Vestini (Vestīni) were an Italic tribe who occupied the area of the modern Abruzzo (central Italy), included between the Gran Sasso and the northern bank of the Aterno river. Their main centres were Pitinum (near modern L'Aquila), Aufinum (Ofena), Peltuinum (Prata d'Ansidonia), Pinna (Penne) and Aternum (Pescara, shared with the Marrucini).

==Historical geography==
Writing at about 100 years after the end of the Social War, a failed last attempt of the italic tribes to form a union, Italy, that would compete with Rome in power and influence, the Roman geographer, Strabo, placed the location of the Vestini as he knew it to be as follows. The southern border was the Aternus River (modern Aterno-Pescara). Aternum (modern Pescara), then on the southern bank of the mouth of the river, was on the Marrucinian side. Both the Peligni upstream on the southern bank and the Marrucini downstream shared the port with the Vestini. Strabo has little else to say about the country of the Vestini, except that it was mountainous. Ptolemy has only to add that the towns of the Vestini were Pinna, Avia, Amiternum (a mistake, probably Aufina) and Angulus. Pliny the Elder mentions also Peltuina. He lists the Vestini in Augustus' Regio IV.

==History==

===The period of Vestinian sovereignty===
A Vestini sculpture, the Warrior of Capestrano, dating from the 6th century BC, was found in Capestrano, province of L'Aquila; it represents the King of Vestini tribe, Naevius Pompuledius, and was made by the sculptor Aninis.
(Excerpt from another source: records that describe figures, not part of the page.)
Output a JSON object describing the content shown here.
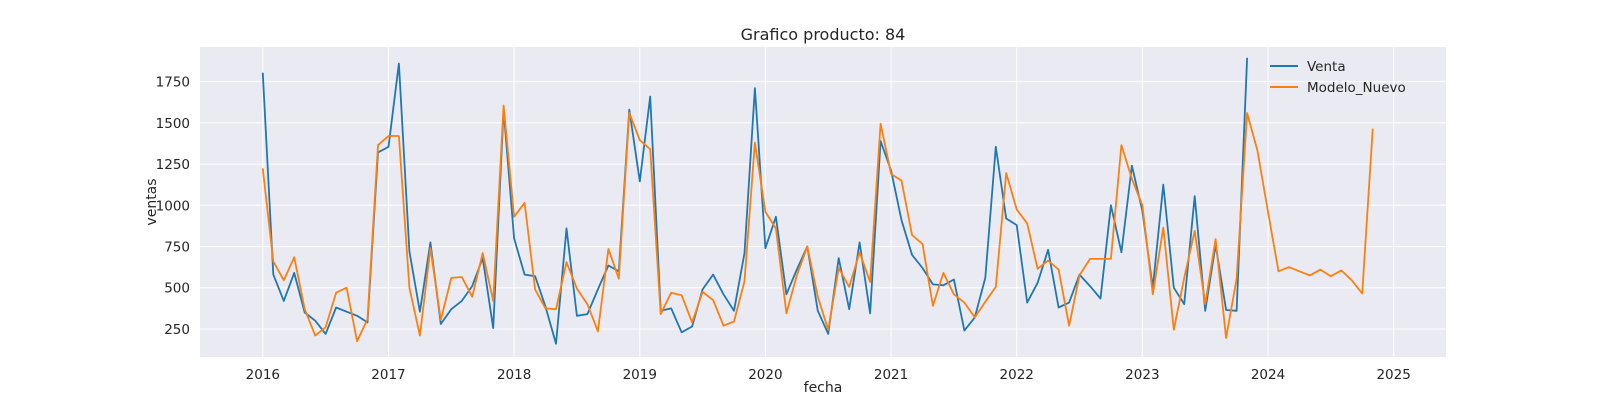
{
  "chart_data": {
    "type": "line",
    "title": "Grafico producto: 84",
    "xlabel": "fecha",
    "ylabel": "ventas",
    "x_axis": "monthly dates",
    "xlim": [
      "2015-07",
      "2025-06"
    ],
    "ylim": [
      80,
      1960
    ],
    "x_ticks": [
      "2016",
      "2017",
      "2018",
      "2019",
      "2020",
      "2021",
      "2022",
      "2023",
      "2024",
      "2025"
    ],
    "y_ticks": [
      250,
      500,
      750,
      1000,
      1250,
      1500,
      1750
    ],
    "y_tick_labels": [
      "250",
      "500",
      "750",
      "1000",
      "1250",
      "1500",
      "1750"
    ],
    "grid": true,
    "background": "#eaeaf2",
    "legend_position": "top-right",
    "series": [
      {
        "name": "Venta",
        "color": "#1f77b4",
        "start": "2016-01",
        "values": [
          1800,
          580,
          420,
          590,
          350,
          300,
          220,
          380,
          355,
          330,
          290,
          1320,
          1355,
          1860,
          720,
          355,
          775,
          280,
          370,
          420,
          510,
          680,
          255,
          1580,
          800,
          580,
          570,
          385,
          160,
          860,
          330,
          340,
          490,
          635,
          600,
          1580,
          1145,
          1660,
          360,
          375,
          230,
          265,
          490,
          580,
          460,
          360,
          710,
          1710,
          740,
          930,
          460,
          610,
          750,
          360,
          220,
          680,
          370,
          775,
          345,
          1390,
          1210,
          910,
          700,
          620,
          520,
          515,
          550,
          240,
          320,
          560,
          1355,
          920,
          880,
          410,
          530,
          730,
          380,
          410,
          580,
          510,
          435,
          1000,
          715,
          1240,
          965,
          500,
          1125,
          500,
          400,
          1055,
          360,
          760,
          365,
          360,
          1890
        ]
      },
      {
        "name": "Modelo_Nuevo",
        "color": "#ff7f0e",
        "start": "2016-01",
        "values": [
          1220,
          660,
          545,
          685,
          370,
          210,
          260,
          470,
          500,
          175,
          310,
          1365,
          1420,
          1420,
          500,
          210,
          740,
          305,
          560,
          565,
          445,
          710,
          420,
          1605,
          930,
          1015,
          490,
          375,
          370,
          655,
          495,
          400,
          235,
          735,
          555,
          1560,
          1395,
          1340,
          340,
          470,
          455,
          290,
          475,
          425,
          270,
          295,
          540,
          1380,
          960,
          860,
          345,
          575,
          750,
          445,
          245,
          620,
          505,
          715,
          535,
          1495,
          1190,
          1150,
          820,
          765,
          390,
          590,
          460,
          410,
          320,
          415,
          505,
          1195,
          975,
          890,
          615,
          665,
          610,
          270,
          575,
          675,
          675,
          675,
          1365,
          1160,
          1000,
          460,
          865,
          245,
          560,
          845,
          400,
          795,
          195,
          555,
          1560,
          1330,
          960,
          600,
          625,
          600,
          575,
          610,
          570,
          605,
          545,
          465,
          1460
        ]
      }
    ]
  }
}
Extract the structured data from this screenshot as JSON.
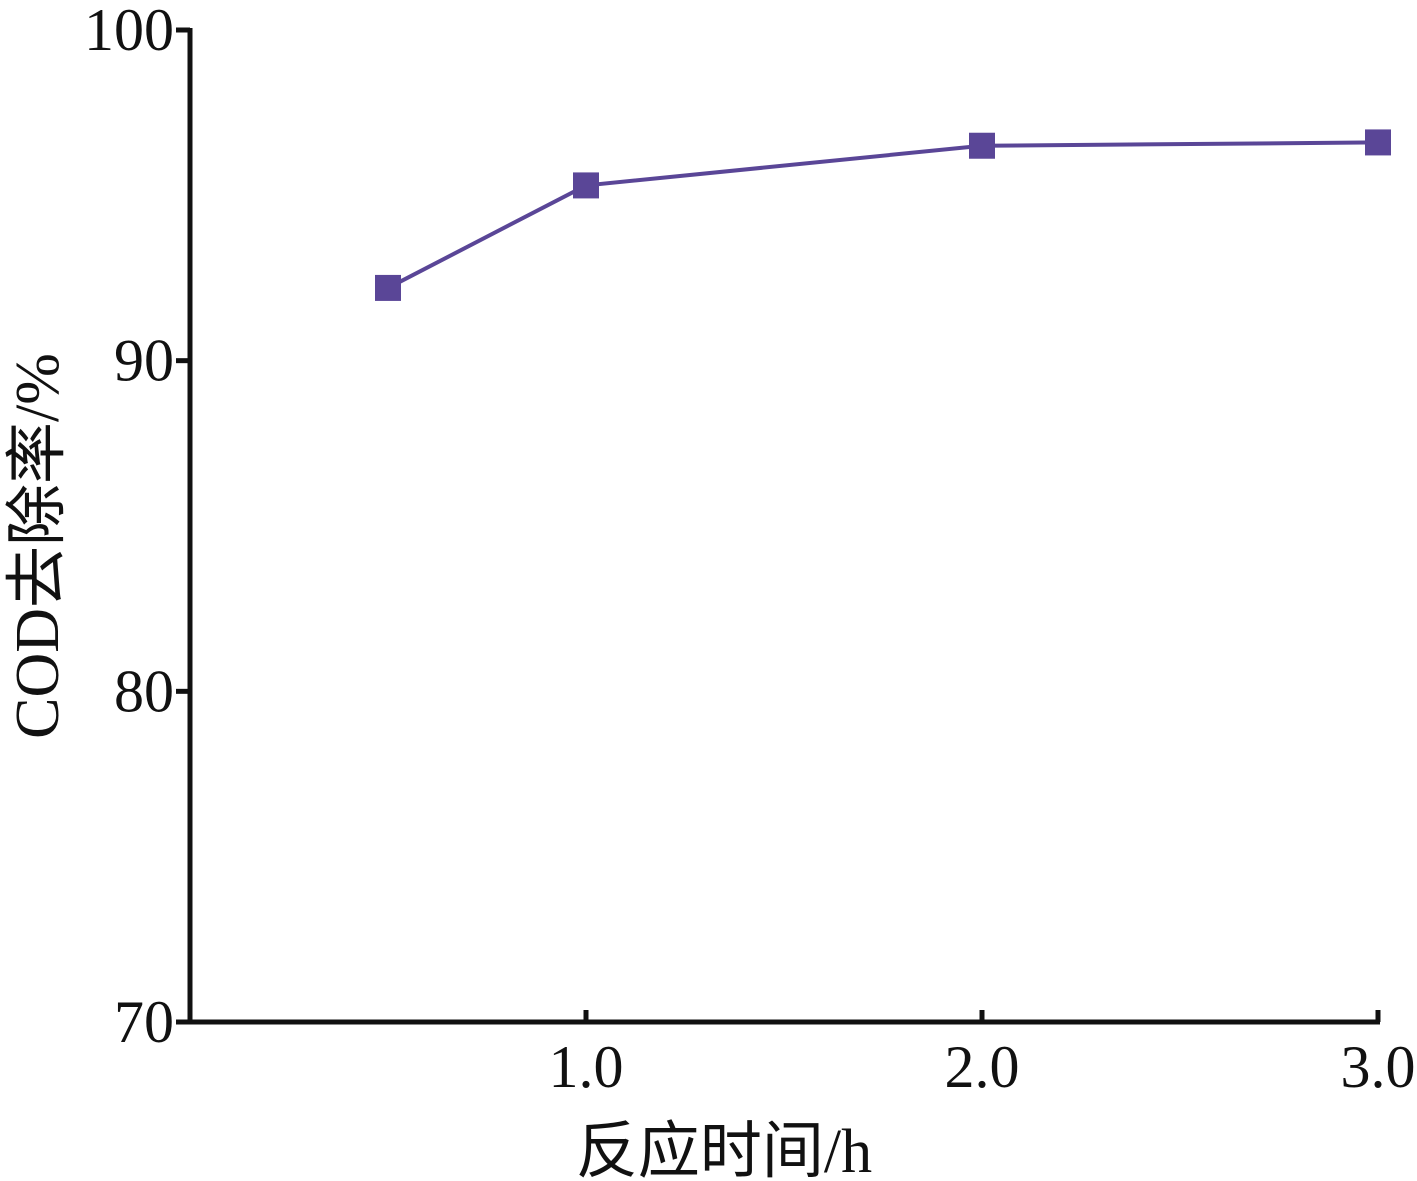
{
  "chart_data": {
    "type": "line",
    "title": "",
    "xlabel": "反应时间/h",
    "ylabel": "COD去除率/%",
    "xlim": [
      0.0,
      3.0
    ],
    "ylim": [
      70,
      100
    ],
    "x_ticks": [
      1.0,
      2.0,
      3.0
    ],
    "x_tick_labels": [
      "1.0",
      "2.0",
      "3.0"
    ],
    "y_ticks": [
      70,
      80,
      90,
      100
    ],
    "y_tick_labels": [
      "70",
      "80",
      "90",
      "100"
    ],
    "grid": false,
    "colors": {
      "series": "#5a4697",
      "axis": "#111111"
    },
    "series": [
      {
        "x": [
          0.5,
          1.0,
          2.0,
          3.0
        ],
        "y": [
          92.2,
          95.3,
          96.5,
          96.6
        ],
        "marker": "square"
      }
    ]
  }
}
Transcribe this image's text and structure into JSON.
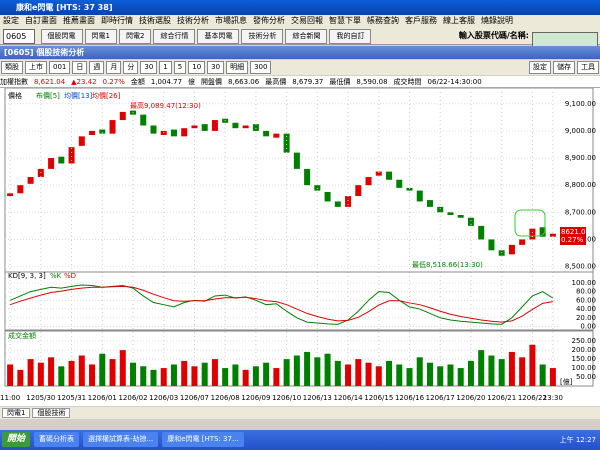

The tribe entered into the Roman alliance, retaining its own independence, in 302 BC, and issuing coins of its own in the following century. A northerly section round Amiternum near the passes into Sabine country probably received the Caerite franchise soon after. In spite of this, and of the influence of Hadria, modern Atri, a Latin colony founded about 290 BC, the local dialect, which belongs to the north Oscan group, survived certainly to the middle of the 2nd century BC (see the inscriptions cited below) and probably until the Social War.

===Romanization===
The oldest Latin inscriptions of the district are C.I.L. ix. 3521, from Furfo with Sullan alphabet, and 3574, "litteris antiquissimis," but with couraverunt, a form which, as intermediate between coir- or coer- and cur-, cannot be earlier than 100 BC. The latter inscription contains also the forms magisterles (nom. p1.) and ueci (gen. sing.), which show that the Latin first spoken by the Vestini was not that of Rome, but that of their neighbours the Marsi and Aequi. The inscription of Scoppito shows that at the time at which it was written the upper Aternus valley must be counted Vestine, not Sabine in point of dialect.